I’m saddened but not at all surprised. Time Out Market never tapped into the raison d’être that made other locations successful (here are nearly a dozen worldwide and more on the way). When I was in Lisbon a few years ago, the Time Out Market was a destination because it took the market part seriously. As tourists, we weren’t just looking for a quick box lunch but rather an organizing principle that helped us make sense of this city and of Portuguese food. We could try the best presunto (cured ham) and compare it to Spanish jamon, the best cheeses, and the famous pastries made only at a historic bakery elsewhere in Lisbon and at the stand here. We could splurge on oysters and langoustines sold by the piece, and foie gras toasts. We could shop for gifts and, yes, also have the burger, donut, or stir-fry that brings one to a food court midday. But we could also sample an expensive plate of food designed by a chef with two Michelin stars.
At Time Out Lisbon, we dined in the upstairs restaurant which was in itself a destination for great seafood and secluded enough away to feel snug, so unlike the deafening, open-air loggia where Valhalla debuted in Chicago’s Time Out. People who knew the Lisbon market gave us punch lists of what to look for. When you didn’t have enough time in the city to explore all the most famous shops and bakeries, you could go to Time Out and get the compressed tour.
Time Out Chicago did attract local talent but the overall effect was mall food court. Here’s Asian, there’s Mexican: something for every hankering. Snooze. More than once I walked around and found the options workable and expensive, and the seating area loud and uncomfortable. Yet the salad bar at Beatrix pretty soon earned my Fulton Market quick lunch business. That’s where I began to mentally slot Time Out: sustenance, not destination.

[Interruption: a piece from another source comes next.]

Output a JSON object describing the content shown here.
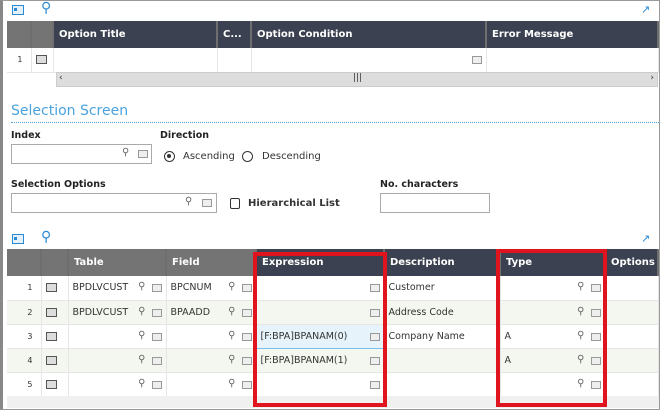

I’d love to see the space give Fulton Market something it really needs, which is an actual frigging market. Something like Eataly or EatZi’s in Dallas — a business that offers plenty of prepared food to eat on premises but also gives the people who live and work in the West Loop some destination-worthy treats and ingredients for dinner. Imagine it being the best and best-loved of Chicago — Dirk’s Fish, Paulina Meat Market, Tortello, daytime Kasama, Pizz’Amici, Pequod’s, Beautiful Rind, Bavette’s Bar & Boeuf, Kurowski Sausage Shop, Del Sur Bakery and a mini Agora Market in the corner. Imagine walling in the upstairs dining room and having residencies with chefs from Oriole, Coach House, Duck Sel, EL Ideas. How great that would be for the West Loop, for its residents and for the tourists who come here for long weekends and try to make sense of the astonishing array of great food this city has to offer.